Her şeye rağmen, bir gün iyiliğin kazanacağına inananlar, tüm kötülük direncine rağmen kaydeder, iz bırakır. İz bırakmak, ter dökmektir. Bizler -ötelenenler, dışlananlar- her gün, her mecrada varlık mücadelesi veriyoruz. Bizim takip ettiğimiz izler, ter döken kadınların, kimseye eklentisiz, herkesten bağımsız olmasına hayret edilen kadınların, “Ben varım!” dedikçe “Sen aslında yoksun!” denilen kadınların izleridir.
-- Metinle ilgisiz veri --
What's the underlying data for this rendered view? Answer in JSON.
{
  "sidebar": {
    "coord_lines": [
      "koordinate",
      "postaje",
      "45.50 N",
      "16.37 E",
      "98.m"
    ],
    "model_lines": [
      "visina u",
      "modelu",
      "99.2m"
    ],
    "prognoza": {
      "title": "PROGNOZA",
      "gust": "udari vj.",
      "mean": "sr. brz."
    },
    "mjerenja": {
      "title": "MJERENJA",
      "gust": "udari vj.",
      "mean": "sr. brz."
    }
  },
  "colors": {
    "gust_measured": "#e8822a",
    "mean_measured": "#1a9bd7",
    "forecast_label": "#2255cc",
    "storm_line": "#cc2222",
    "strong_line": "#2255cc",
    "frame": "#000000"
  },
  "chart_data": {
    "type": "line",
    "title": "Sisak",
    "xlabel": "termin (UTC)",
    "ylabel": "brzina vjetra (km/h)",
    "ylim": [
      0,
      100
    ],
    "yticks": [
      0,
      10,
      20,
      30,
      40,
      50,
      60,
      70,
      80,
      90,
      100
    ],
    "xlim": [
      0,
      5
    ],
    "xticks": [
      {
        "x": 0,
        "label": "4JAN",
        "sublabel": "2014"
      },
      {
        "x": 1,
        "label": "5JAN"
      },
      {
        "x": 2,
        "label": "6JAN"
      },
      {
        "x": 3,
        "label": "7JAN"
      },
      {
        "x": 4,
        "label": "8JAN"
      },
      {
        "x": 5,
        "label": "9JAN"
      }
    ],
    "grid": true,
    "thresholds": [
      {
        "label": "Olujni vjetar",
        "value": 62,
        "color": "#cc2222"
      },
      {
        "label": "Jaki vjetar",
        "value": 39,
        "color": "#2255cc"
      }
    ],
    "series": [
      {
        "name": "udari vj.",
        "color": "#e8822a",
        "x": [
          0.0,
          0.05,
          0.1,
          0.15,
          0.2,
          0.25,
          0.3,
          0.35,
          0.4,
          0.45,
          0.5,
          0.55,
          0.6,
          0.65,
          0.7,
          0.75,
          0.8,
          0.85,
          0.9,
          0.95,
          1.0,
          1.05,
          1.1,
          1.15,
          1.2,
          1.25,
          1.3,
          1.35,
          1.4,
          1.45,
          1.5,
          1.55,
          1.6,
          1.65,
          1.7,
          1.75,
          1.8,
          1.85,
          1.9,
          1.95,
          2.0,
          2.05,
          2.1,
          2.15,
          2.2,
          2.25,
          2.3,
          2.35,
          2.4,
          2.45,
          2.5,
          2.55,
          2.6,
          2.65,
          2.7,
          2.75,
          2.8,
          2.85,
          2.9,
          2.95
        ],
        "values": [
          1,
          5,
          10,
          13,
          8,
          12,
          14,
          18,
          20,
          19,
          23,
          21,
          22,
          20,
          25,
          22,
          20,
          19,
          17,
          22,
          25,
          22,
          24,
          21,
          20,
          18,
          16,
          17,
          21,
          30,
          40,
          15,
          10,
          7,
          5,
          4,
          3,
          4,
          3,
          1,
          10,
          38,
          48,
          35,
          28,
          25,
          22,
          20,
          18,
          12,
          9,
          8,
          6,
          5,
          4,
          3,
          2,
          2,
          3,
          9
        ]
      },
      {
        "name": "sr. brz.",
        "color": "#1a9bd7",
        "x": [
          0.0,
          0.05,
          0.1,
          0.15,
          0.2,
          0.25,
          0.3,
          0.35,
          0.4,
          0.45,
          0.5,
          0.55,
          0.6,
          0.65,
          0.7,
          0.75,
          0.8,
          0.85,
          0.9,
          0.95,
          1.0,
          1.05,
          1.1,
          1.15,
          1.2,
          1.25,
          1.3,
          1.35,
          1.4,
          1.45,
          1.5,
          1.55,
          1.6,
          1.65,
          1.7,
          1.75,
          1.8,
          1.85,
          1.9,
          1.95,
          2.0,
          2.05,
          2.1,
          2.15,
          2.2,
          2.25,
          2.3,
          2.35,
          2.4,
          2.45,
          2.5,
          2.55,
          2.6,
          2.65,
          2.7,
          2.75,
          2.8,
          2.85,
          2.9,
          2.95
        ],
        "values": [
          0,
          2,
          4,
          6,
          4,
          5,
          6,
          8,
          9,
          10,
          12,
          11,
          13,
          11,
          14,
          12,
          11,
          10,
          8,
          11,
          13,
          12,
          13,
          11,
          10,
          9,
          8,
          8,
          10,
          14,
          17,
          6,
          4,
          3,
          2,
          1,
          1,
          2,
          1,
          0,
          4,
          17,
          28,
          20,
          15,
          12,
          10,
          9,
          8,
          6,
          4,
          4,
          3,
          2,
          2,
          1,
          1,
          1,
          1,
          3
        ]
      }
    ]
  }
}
Bizim takip ettiğimiz izler; Füruğ Ferruhzad’ın, Camille Claudel’in, Marie Curie’nin, Virginia Woolf’un, Hypatia’nın, Olympe De Gouges’un, Nezihe Muhiddin’in ve adını saymakla bitiremeyeceğim -ve hatta adını dahi bilmediğim- daha nice ter döken kadının izleridir. Ayrıcalıklarından vazgeçmek istemeyen kimse sevinmesin; bu mücadele devam edecek. Ve kimse üzülmesin; bu mücadele, devam edecek."
Torun'un "Dolarla vekil oluyorlar iddiası"
Twitter’da “Özge” isimli hesaptan yapılan paylaşımda CHP İstanbul
Milletvekili Aykut Erdoğdu’nun ayrıldığı eşi Özge Pomen ile yeni
eşi CHP Yüksek Kurul üyesi Tuba Torun arasında yapılan konuşma yer
almıştı.
Paylaşımda “Dolarla vekil oluyorlar, ben ‘kadın hakları’ diye g*mü yırtıyorum, olamıyorum’ demiştin hatırlıyor musun Tuba Torun. Neyse ki artık partidesin, Aykut Erdoğdu’yu aldın sırada vekillik var” ifadeleri kullanılmıştı.
Torun, konuşmasında ağlayarak “dolarla milletvekili oluyorlar, ben burada sabahtan akşama kadar kadın hakları diye g*tümü yırtıyorum, şerefsizin bir tanesine inandım, inandığım için de kendimi ortaya koydum ve şu anda ben istifa edeceğim, tamam!” sözlerini kullanmıştı.
Eski eşine yeni eşi için "50 kişi ile yatmış" demişti
CHP İstanbul Milletvekili Aykut Erdoğdu’nun yaklaşık üç ay önce ayrıldığı eşi, sosyal medyada bir konuşma kaydı paylaştı. Paylaşımda, “Bu kaydı 3,5 ay önce aldım. Eski eşim Aykut Erdoğdu’nun Tuba Torun ile ilişkisini öğrendikten hemen sonra… Aykut Erdoğdu beni Tuba ile ilişkisi olmadığına ikna etmeye çalışırken, ‘50 kişi ile yatmış’ dedi. Daha sonra 50 kişi ile yattı dediği Tuba Torun ile evlendi!” ifadeleri yer aldı.